A autoflagelação  comum dos anos 50 e 60 ainda existe. É o caso do senhor Feliciano Januário da Silva, 43, de Itamarajú, Bahia, que carregou nas costas, de joelhos e com as palmas das mãos ao solo, uma saca de 61 quilos de cacau da Esplanada ao altar do Bom Jesus. Foram 500 metros de muita emoção e dor.
"Tudo dava errado para mim: serviço, saúde e negócios. Fiz um pedido ao Bom Jesus, prás coisas melhorar. Se prosperasse, traria durante três anos seguidos um saco de cacau nas costas, rastejando. Pagaria as despesas de 60 romeiros de Itamarajú até à Lapa (1.000 quilômetros) e até o fim da vida, traria ao pé do Bom Jesus o cacau, só que nos braços e com a ajuda dos amigos e os 60 romeiros. Hoje sou fazendeiro e o cacau que está aí é de minha propriedade. Sou um homem feliz. Tenho saúde, dinheiro e paz. Faz sete meses que nasceu minha primeira filha. Devo tudo ao Bom Jesus."


Números


Segundo a Polícia Militar e alguns Padres Redentoristas consultados, neste ano, 800 mil romeiros visitaram a Lapa no período entre 1 e 6 de agosto, dia cultuado ao Bom Jesus. Só no dia 6, na missa realizada na Esplanada às 7h30, participaram cerca de 30 mil romeiros. Durante todo o dia, passaram pela Lapa aproximadamente 200 mil romeiros.
Durante todo  o dia 6 de agosto foram celebradas missas, batizados e casamentos, tanto na Esplanada, quanto nas grutas, verdadeiras igrejas naturais. (TC)

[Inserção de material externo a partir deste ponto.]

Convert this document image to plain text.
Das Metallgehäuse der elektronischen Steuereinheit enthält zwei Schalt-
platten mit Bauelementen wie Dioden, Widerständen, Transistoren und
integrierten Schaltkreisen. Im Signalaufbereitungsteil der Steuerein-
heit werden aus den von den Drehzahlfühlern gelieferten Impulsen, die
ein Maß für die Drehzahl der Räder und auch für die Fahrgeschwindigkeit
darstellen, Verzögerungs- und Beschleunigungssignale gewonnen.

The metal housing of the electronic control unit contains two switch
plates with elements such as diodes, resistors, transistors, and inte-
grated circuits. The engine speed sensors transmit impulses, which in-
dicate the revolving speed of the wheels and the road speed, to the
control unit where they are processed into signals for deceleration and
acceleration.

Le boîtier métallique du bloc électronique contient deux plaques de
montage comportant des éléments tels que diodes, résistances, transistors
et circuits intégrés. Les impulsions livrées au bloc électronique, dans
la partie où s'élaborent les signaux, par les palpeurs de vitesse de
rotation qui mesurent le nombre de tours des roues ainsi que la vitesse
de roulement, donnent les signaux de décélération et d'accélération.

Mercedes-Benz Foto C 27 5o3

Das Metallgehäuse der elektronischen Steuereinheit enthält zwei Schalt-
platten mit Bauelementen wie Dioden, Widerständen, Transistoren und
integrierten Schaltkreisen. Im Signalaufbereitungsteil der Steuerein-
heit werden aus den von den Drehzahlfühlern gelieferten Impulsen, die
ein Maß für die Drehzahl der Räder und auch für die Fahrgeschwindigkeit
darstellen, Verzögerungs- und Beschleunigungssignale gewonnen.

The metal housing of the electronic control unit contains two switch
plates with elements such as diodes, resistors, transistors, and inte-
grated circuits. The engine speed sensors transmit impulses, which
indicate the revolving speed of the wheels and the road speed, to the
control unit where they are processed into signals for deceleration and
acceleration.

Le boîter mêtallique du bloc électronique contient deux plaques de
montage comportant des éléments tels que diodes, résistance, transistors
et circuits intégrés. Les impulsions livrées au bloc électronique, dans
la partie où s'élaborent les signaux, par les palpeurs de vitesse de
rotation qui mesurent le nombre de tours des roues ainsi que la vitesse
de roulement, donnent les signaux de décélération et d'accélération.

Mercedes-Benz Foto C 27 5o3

Fotojornalista viaja com os romeiros


Antonio José Cury, simplesmente Toninho Cury, é fotojornalista desde 1970.Tem pesquisado através da fotografia manifestações populares em todo o Brasil, nas áreas do folclore, política, choques econômicos e sociais.
Esteve em Bom Jesus da Lapa a convite da romeira dona Leonilda, da cidade de Zacarias, São Paulo. Não pensou duas vezes: convite feito, convite aceito. Partiu no dia 30 de julho e retornou dia 8 de agosto, juntamente com 48 romeiros em um ônibus locado em Penápolis. Foram três dias de viagem e sete dias na Lapa. Ao todo, percorreu aproximadamente 3.000 quilômetros de estrada, mas diz que valeu a pena.
Segundo Toninho, os romeiros, a maior parte gente simples da roça, formaram um família e já no primeiro dia de viagem, os causo e as cantigas relacionados à fé eram coisas comuns no ônibus. "Era uma gente sofrida, sábia e simples e muito divertida. Não deu nem para cansar nos três dias dentro do ônibus."